Apprentices can now use GCSEs of any date to complete their course, while the rules have been ‘complex and confusing’, a Government body has admitted.

Rules disqualifying certain GCSEs from being used for apprenticeships are ‘overly complex and confusing for students, their parents and providers, and [have] resulted in numerate and literate apprentices having to study English and Maths because SASE deemed their GCSEs out of date or their iGCSEs invalid, ’ according to the body which certifies apprentices.

The move marks the end of a legal battle to abolish the ‘five-year rule’, under which apprentices could only complete their course using GCSEs that were five years old or less.

Last month, the Department for Business, Innovation and Skills (BIS) formally abolished this rule when it published a modified version of the Specification of Apprenticeship Standards for England (SASE).

However, it was unclear if the rules would have any practical effect, as the early years apprenticeship framework, which sits on top of SASE and sets sector-specific standards, has not been amended.

Now, The Federation for Industry Sector Skills and Standards says it has ‘obtained agreement that the current SASE frameworks do not need to be amended and re-issued’ but the five year rule can be removed.

It adds 'removing the five-year rule ... will streamline SASE guidance considerably'.

SASE now also includes both regulated and unregulated iGCSEs as equivalent to GCSEs.

The changes will only affect new apprenticeship starting from 6 April.

Ross Midgley of training provider PBD, who won a judicial review of the five-year rule, said, ‘Apparently the government lawyers have invented some magic fairy dust which can be sprinkled over existing frameworks, without the need to re-issue them, which makes the words printed in the framework take on a completely different meaning for learners who enrol after 5 April.

‘I’m not entirely clear why this cannot be retrospective fairy dust – after all, magic is magic – but in any event this does now seem to be an almost complete vindication of our judicial review.

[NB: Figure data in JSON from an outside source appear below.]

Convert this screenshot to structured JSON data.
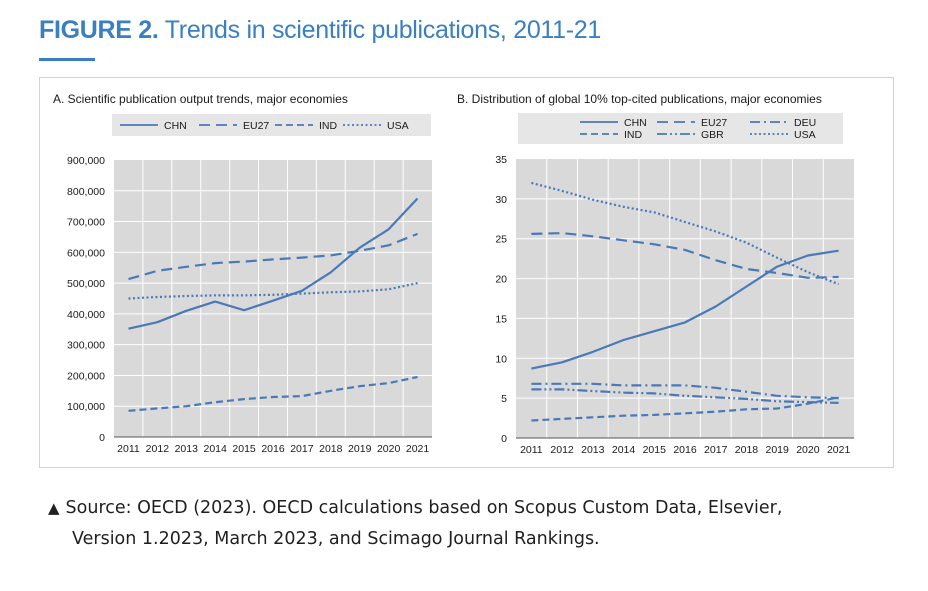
{
  "figure": {
    "label": "FIGURE 2.",
    "title": "Trends in scientific publications, 2011-21",
    "accent_color": "#3a7fc0"
  },
  "source": {
    "marker_icon": "triangle-up-icon",
    "marker": "▲",
    "line1": "Source: OECD (2023). OECD calculations based on Scopus Custom Data, Elsevier,",
    "line2": "Version 1.2023, March 2023, and Scimago Journal Rankings."
  },
  "colors": {
    "series": "#4a79b8",
    "plot_background": "#d9d9d9",
    "gridline": "#ffffff",
    "legend_background": "#e6e6e6"
  },
  "chart_data": [
    {
      "type": "line",
      "title": "A. Scientific publication output trends, major economies",
      "xlabel": "",
      "ylabel": "",
      "x": [
        2011,
        2012,
        2013,
        2014,
        2015,
        2016,
        2017,
        2018,
        2019,
        2020,
        2021
      ],
      "ylim": [
        0,
        900000
      ],
      "yticks": [
        0,
        100000,
        200000,
        300000,
        400000,
        500000,
        600000,
        700000,
        800000,
        900000
      ],
      "ytick_labels": [
        "0",
        "100,000",
        "200,000",
        "300,000",
        "400,000",
        "500,000",
        "600,000",
        "700,000",
        "800,000",
        "900,000"
      ],
      "grid": true,
      "legend": "top",
      "series": [
        {
          "name": "CHN",
          "style": "solid",
          "values": [
            352000,
            373000,
            410000,
            440000,
            412000,
            443000,
            475000,
            535000,
            615000,
            675000,
            775000
          ]
        },
        {
          "name": "EU27",
          "style": "dashed",
          "values": [
            513000,
            540000,
            553000,
            565000,
            570000,
            577000,
            583000,
            590000,
            605000,
            623000,
            660000
          ]
        },
        {
          "name": "IND",
          "style": "dashed-fine",
          "values": [
            85000,
            93000,
            100000,
            113000,
            123000,
            130000,
            133000,
            150000,
            165000,
            175000,
            195000
          ]
        },
        {
          "name": "USA",
          "style": "dotted",
          "values": [
            450000,
            455000,
            458000,
            460000,
            460000,
            462000,
            466000,
            470000,
            473000,
            480000,
            500000
          ]
        }
      ]
    },
    {
      "type": "line",
      "title": "B. Distribution of global 10% top-cited publications, major economies",
      "xlabel": "",
      "ylabel": "",
      "x": [
        2011,
        2012,
        2013,
        2014,
        2015,
        2016,
        2017,
        2018,
        2019,
        2020,
        2021
      ],
      "ylim": [
        0,
        35
      ],
      "yticks": [
        0,
        5,
        10,
        15,
        20,
        25,
        30,
        35
      ],
      "ytick_labels": [
        "0",
        "5",
        "10",
        "15",
        "20",
        "25",
        "30",
        "35"
      ],
      "grid": true,
      "legend": "top",
      "series": [
        {
          "name": "CHN",
          "style": "solid",
          "values": [
            8.7,
            9.5,
            10.8,
            12.3,
            13.4,
            14.5,
            16.5,
            19.0,
            21.5,
            22.9,
            23.5
          ]
        },
        {
          "name": "EU27",
          "style": "dashed",
          "values": [
            25.6,
            25.7,
            25.3,
            24.8,
            24.3,
            23.6,
            22.3,
            21.2,
            20.7,
            20.1,
            20.2
          ]
        },
        {
          "name": "DEU",
          "style": "dash-dot",
          "values": [
            6.8,
            6.8,
            6.8,
            6.6,
            6.6,
            6.6,
            6.3,
            5.8,
            5.3,
            5.1,
            5.0
          ]
        },
        {
          "name": "IND",
          "style": "dashed-fine",
          "values": [
            2.2,
            2.4,
            2.6,
            2.8,
            2.9,
            3.1,
            3.3,
            3.6,
            3.7,
            4.3,
            5.1
          ]
        },
        {
          "name": "GBR",
          "style": "dash-dot-dot",
          "values": [
            6.1,
            6.1,
            5.9,
            5.7,
            5.6,
            5.3,
            5.1,
            4.9,
            4.6,
            4.5,
            4.4
          ]
        },
        {
          "name": "USA",
          "style": "dotted",
          "values": [
            32.0,
            31.0,
            29.9,
            29.0,
            28.3,
            27.1,
            25.9,
            24.5,
            22.6,
            20.8,
            19.3
          ]
        }
      ]
    }
  ]
}
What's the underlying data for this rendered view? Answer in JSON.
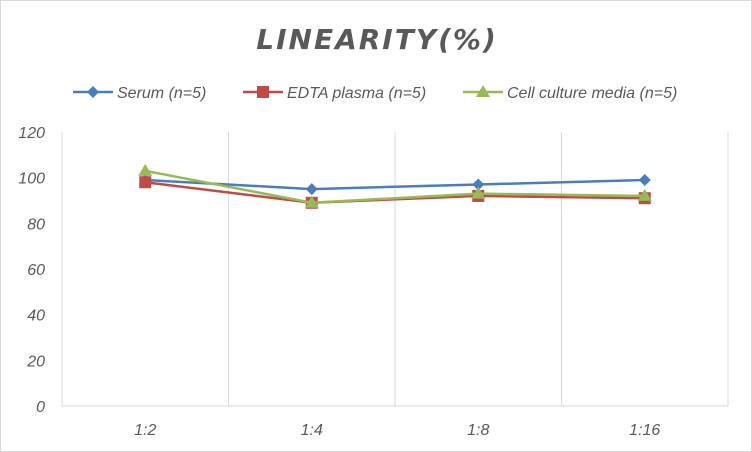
{
  "chart_data": {
    "type": "line",
    "title": "LINEARITY(%)",
    "categories": [
      "1:2",
      "1:4",
      "1:8",
      "1:16"
    ],
    "ylim": [
      0,
      120
    ],
    "yticks": [
      0,
      20,
      40,
      60,
      80,
      100,
      120
    ],
    "grid": "vertical",
    "legend": "top",
    "series": [
      {
        "name": "Serum (n=5)",
        "values": [
          99,
          95,
          97,
          99
        ],
        "color": "#4a7ebb",
        "marker": "diamond"
      },
      {
        "name": "EDTA plasma (n=5)",
        "values": [
          98,
          89,
          92,
          91
        ],
        "color": "#be4b48",
        "marker": "square"
      },
      {
        "name": "Cell culture media (n=5)",
        "values": [
          103,
          89,
          93,
          92
        ],
        "color": "#98b954",
        "marker": "triangle"
      }
    ]
  }
}
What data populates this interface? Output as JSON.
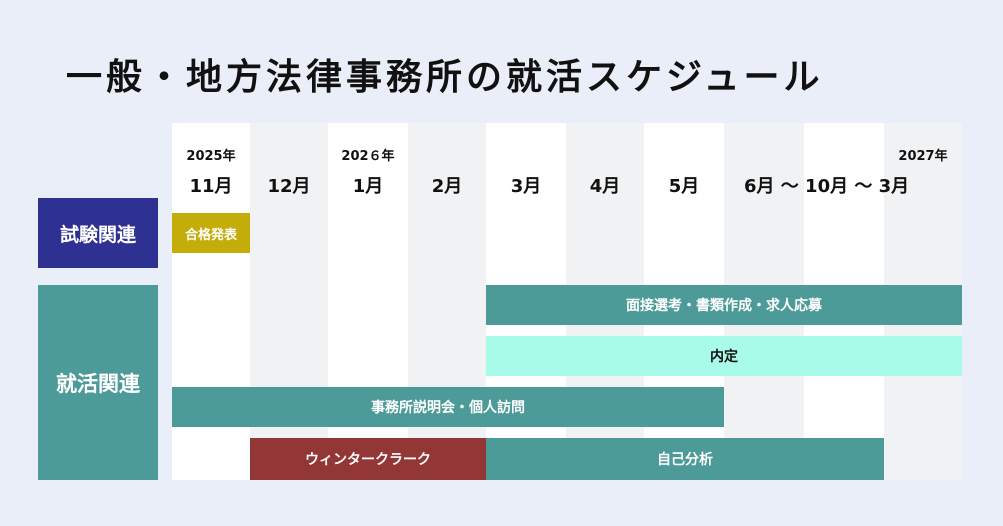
{
  "title": "一般・地方法律事務所の就活スケジュール",
  "header": {
    "years": {
      "y2025": "2025年",
      "y2026": "202６年",
      "y2027": "2027年"
    },
    "months": [
      "11月",
      "12月",
      "1月",
      "2月",
      "3月",
      "4月",
      "5月",
      "6月 〜 10月 〜 3月"
    ]
  },
  "categories": {
    "exam": "試験関連",
    "job": "就活関連"
  },
  "bars": {
    "gokaku": "合格発表",
    "mensetsu": "面接選考・書類作成・求人応募",
    "naitei": "内定",
    "setsumeikai": "事務所説明会・個人訪問",
    "winter": "ウィンタークラーク",
    "jiko": "自己分析"
  },
  "colors": {
    "background": "#e9eef8",
    "exam": "#2e3192",
    "teal": "#4d9b98",
    "mint": "#a9fbe9",
    "olive": "#c4ad0a",
    "maroon": "#923636"
  }
}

All apprentices – not just those in early years – are now free of the odious five-year rule and able to demonstrate their maths and English skills via a wide range of qualifications.’  

The document setting out these changes also says, ‘Legally we cannot bring in retrospective changes.’

BIS, which licences sector skills councils, has previously said that, ‘The legislation cannot apply retrospectively. Apprentices must meet the requirements that were in place when they started their apprenticeship.

'We are working with key partners to find the best way to implement the changes.

The abolition of the five-year rule, which has been in place since the interim apprenticeship framework came in in September, will last from April to August, when a new ‘trailblazer’ standard comes in.